Both the greenhouse effect and the greenhouse limit the rate of thermal energy flowing out of the system. In that way they are similar. On the other hand in the case of a greenhouse, cutting off convection is the principal limit on the flow of energy. In the case of the greenhouse effect the rate of radiation from the Earth to space is limited by the greenhouse gases.

The greenhouse effect is the rise in temperature that the Earth experiences because certain gases in the atmosphere(water vapor, carbon dioxide, nitrous oxide, and methane, for example) trap energy from the sun. Without these gases, heat would escape back into space and Earth's average temperature would be about 60°F colder. Because of how they warm our world, these gases are referred to as greenhouse gases.

What Causes the Greenhouse Effect?

Life on earth depends on energy from the sun. About 30 percent of the sunlight that beams toward Earth is deflected by the outer atmosphere and scattered back into space. The rest reaches the planet's surface and is reflected upward again as a type of slow-moving energy called infrared radiation. The heat caused by infrared radiation is absorbed by "greenhouse gases" such as water vapour, carbon dioxide, ozone and methane, which slows its escape from the atmosphere.

Although greenhouse gases make up only about 1 percent of the Earth's atmosphere, they regulate our climate by trapping heat and holding it in a kind of warm-air blanket that surrounds the planet.

This phenomenon is what scientists call the "greenhouse effect." Without it, scientists estimate that the average temperature on Earth would be colder by approximately 30 degrees Celsius (54 degrees Fahrenheit), far too cold to sustain our current ecosystem.

The Average Global Temperature is Increasing Quickly

Today, the increase in the Earth's temperature is increasing with unprecedented speed. To understand just how quickly global warming is accelerating, consider this:

During the entire 20th century, the average global temperature increased by about 0.6 degrees Celsius (slightly more than 1 degree Fahrenheit).

Using computer climate models, scientists estimate that by the year 2100 the average global temperature will increase by 1.4 degrees to 5.8 degrees Celsius (approximately 2.5 degrees to 10.5 degrees Fahrenheit).

Not All Scientists Agree

While the majority of mainstream scientists agree that global warming is a serious problem that is growing steadily worse, there are some who disagree. John Christy, a professor and director of the Earth System Science Centre at the University of Alabama in Huntsville is a respected climatologist who argues that global warming isn't worth worrying about.
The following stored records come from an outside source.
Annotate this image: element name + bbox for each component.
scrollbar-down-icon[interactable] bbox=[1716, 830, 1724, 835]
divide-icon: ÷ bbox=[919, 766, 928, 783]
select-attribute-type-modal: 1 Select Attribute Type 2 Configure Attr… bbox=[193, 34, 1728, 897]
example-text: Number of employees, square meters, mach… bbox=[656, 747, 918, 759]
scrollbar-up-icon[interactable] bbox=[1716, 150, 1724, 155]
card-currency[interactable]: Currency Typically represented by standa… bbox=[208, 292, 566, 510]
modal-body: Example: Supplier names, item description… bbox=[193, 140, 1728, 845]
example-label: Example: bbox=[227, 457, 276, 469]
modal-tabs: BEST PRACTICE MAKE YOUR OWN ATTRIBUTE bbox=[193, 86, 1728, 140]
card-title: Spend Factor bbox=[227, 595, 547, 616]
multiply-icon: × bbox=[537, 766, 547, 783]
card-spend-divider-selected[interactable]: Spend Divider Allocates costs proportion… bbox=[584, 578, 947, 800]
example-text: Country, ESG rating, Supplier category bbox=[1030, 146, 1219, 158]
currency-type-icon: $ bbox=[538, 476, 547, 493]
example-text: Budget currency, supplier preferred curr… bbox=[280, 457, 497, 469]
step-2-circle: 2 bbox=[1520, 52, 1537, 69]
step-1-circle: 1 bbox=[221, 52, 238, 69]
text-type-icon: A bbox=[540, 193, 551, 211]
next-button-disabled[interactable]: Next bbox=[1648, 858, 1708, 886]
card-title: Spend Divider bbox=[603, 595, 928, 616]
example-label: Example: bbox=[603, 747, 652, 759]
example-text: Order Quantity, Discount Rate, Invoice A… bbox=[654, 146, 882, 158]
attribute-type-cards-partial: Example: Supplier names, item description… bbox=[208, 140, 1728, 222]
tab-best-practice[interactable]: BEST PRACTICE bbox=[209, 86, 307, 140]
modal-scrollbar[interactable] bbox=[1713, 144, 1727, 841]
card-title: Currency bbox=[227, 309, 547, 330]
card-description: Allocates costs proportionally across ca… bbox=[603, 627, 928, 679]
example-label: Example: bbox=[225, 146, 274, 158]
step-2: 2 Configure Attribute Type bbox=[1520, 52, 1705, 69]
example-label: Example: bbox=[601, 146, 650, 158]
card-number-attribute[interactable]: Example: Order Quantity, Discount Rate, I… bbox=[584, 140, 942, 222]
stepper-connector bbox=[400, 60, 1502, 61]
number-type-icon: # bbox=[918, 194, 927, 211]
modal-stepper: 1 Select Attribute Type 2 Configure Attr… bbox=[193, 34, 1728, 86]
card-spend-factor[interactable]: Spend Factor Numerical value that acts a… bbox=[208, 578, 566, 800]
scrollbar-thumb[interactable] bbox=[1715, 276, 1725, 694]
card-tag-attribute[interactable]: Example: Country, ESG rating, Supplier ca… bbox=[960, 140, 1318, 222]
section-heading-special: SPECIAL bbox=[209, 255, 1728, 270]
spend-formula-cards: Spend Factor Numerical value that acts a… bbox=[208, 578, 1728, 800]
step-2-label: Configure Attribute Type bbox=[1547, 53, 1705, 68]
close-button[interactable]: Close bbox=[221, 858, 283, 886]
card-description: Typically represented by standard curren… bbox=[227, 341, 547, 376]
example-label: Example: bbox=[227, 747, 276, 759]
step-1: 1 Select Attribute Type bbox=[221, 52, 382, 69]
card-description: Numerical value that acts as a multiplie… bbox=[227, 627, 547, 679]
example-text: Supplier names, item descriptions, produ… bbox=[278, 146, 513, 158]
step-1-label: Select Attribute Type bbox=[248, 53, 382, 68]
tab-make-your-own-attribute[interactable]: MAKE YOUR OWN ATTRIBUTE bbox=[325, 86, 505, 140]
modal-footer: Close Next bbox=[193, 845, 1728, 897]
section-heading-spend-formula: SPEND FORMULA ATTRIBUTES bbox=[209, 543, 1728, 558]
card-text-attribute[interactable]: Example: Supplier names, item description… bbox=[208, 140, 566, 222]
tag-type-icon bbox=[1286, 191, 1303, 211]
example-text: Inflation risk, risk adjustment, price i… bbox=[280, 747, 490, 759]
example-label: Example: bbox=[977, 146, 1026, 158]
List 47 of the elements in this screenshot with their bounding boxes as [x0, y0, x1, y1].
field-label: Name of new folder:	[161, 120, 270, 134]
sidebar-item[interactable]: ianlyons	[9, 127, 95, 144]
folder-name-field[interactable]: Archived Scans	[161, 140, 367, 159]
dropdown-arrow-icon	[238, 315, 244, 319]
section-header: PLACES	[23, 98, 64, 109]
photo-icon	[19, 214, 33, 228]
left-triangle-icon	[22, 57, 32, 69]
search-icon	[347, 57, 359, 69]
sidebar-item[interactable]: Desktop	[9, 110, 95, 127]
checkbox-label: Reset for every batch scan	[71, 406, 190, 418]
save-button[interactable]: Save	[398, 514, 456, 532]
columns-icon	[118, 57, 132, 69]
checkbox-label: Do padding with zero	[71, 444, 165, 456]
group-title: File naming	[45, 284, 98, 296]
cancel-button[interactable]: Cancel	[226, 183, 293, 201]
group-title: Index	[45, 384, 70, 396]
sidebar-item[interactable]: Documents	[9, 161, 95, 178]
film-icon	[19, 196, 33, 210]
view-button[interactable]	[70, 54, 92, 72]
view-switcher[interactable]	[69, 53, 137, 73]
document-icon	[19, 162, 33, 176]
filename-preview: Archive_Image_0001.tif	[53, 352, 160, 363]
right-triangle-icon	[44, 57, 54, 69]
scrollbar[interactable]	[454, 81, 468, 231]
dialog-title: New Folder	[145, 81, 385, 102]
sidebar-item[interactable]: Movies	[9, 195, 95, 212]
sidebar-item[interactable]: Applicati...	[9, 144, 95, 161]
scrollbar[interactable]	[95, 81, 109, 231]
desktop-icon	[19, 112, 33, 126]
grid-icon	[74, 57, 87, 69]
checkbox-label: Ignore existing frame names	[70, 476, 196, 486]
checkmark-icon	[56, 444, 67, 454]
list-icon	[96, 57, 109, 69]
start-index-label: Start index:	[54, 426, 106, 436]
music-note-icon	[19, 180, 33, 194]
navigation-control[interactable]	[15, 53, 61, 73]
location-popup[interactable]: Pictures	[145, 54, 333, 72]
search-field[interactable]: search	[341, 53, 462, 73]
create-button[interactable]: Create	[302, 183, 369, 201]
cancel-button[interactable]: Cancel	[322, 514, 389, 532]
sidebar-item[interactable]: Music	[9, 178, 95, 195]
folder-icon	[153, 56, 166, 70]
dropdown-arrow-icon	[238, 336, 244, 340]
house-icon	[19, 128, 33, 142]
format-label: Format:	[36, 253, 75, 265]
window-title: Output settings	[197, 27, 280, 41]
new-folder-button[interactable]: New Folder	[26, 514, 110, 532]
Christy reached that opinion after analyzing millions of measurements from weather satellites in an effort to find a global temperature trend. He found no sign of global warming in the satellite data, and now believes that predictions of global warming by as much as 10 degrees Fahrenheit by the end of the 21st century are incorrect.

Carbon Dioxide Emissions are the Biggest Problem

Currently, carbon dioxide accounts for more than 60 percent of the enhanced greenhouse effect caused by the increase of greenhouse gases, and the level of carbon dioxide in the atmosphere is increasing by more than 10 percent every 20 years.

If emissions of carbon dioxide continue to grow at current rates, then the level of the gas in the atmosphere will likely double, or possibly even triple, from pre-industrial levels during the 21st century.

Climate Changes are Inevitable

According to the United Nations, some climate change is already inevitable because of emissions that have occurred since the dawn of the Industrial Age.

While the Earth's climate does not respond quickly to external changes, many scientists believe that global warming already has significant momentum due to 150 years of industrialization in many countries around the world. As a result, global warming will continue to affect life on Earth for hundreds of years, even if greenhouse gas emissions are reduced and the increase in atmospheric levels halted.